Have we become accustomed to lying? Ever since doctors and Santa Clause recommended cigarettes, brands have been deceiving and lying. Those brands are trading their equity for cash. See, brands are personal and when they lie, it hurts. When the consumer embraces a brand it is a direct reflection of them. They embrace those brand values as their own. It’s a publicly facing badge they wear. And brands better be true to them, or pay the price. It’s not unlike what you’d expect in any healthy relationship. Be true, don’t lie. Do what you say you’re going to do. When you make a mistake, apologize, and change. Be transparent and honest. Be consistent. If you win my heart, don’t break it.
The stronger your brand equity, the better able you are to withstand problems. When Nike and Apple were confronted about their factories in China, the low wages and horrendous working conditions, as trusted brands with great equity, they were quickly and quietly forgiven and forgotten. And we’re still buying iPods and Air Jordan’s.
Not so fortunate for the likes of BP. They built a brand around a lie. A bright sunny flowery logo was created to make us believe that they were a green, environmentally responsible company positioned as “beyond petroleum”. After the 2010 Gulf spill and millions of dollars of branding, the curtain was pulled away. The veil of lies about green energy and the environment was lifted and we saw BP’s true colors and it wasn’t pretty. The brand was irreparably damaged and it will never return to the place it had hoped to go. BP will forever be “big oil”.
One simply cannot separate brand image and positioning from brand behavior. As in BP’s case, there’s nothing worse than when a brand’s actions make them liars. Today, it’s more personal than ever before. In our social media-driven, real-time, 24/7 world, brands can’t hide.
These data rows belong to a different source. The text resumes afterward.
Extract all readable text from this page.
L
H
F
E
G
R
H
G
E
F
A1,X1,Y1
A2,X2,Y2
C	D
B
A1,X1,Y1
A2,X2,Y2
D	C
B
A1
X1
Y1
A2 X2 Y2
We live in a world of connected consumers that can punish a brand in front of millions in minutes. Challenge this and you play a dangerous game. All consumers ask is for companies to be authentic and true to what they say. It doesn’t seem too much to ask.
Building that kind of relationship with your constituents takes focus and commitment. It requires defining brand values from which you will not waver. It takes steadfast consistency over time. Long-term loyalty is a two-way street and demands a long-term approach to building a brand. And most importantly, a brand needs to decide how their image manifests itself in behavior, in the customer experience, and at every point of touch. It must be an image that reflects their reality, not something they want to be. Or worse, something they want us to believe they are, but are not.
Consumers are a fickle bunch, and have more access to data in the public domain than ever before. They have power. So be warned. Be true to consumers, and they’ll be true to you. Do this and they will be your advocate, an apostle for your brand. And they will provide projectable lifetime value. Money.
Screw the consumer and….well, just don’t.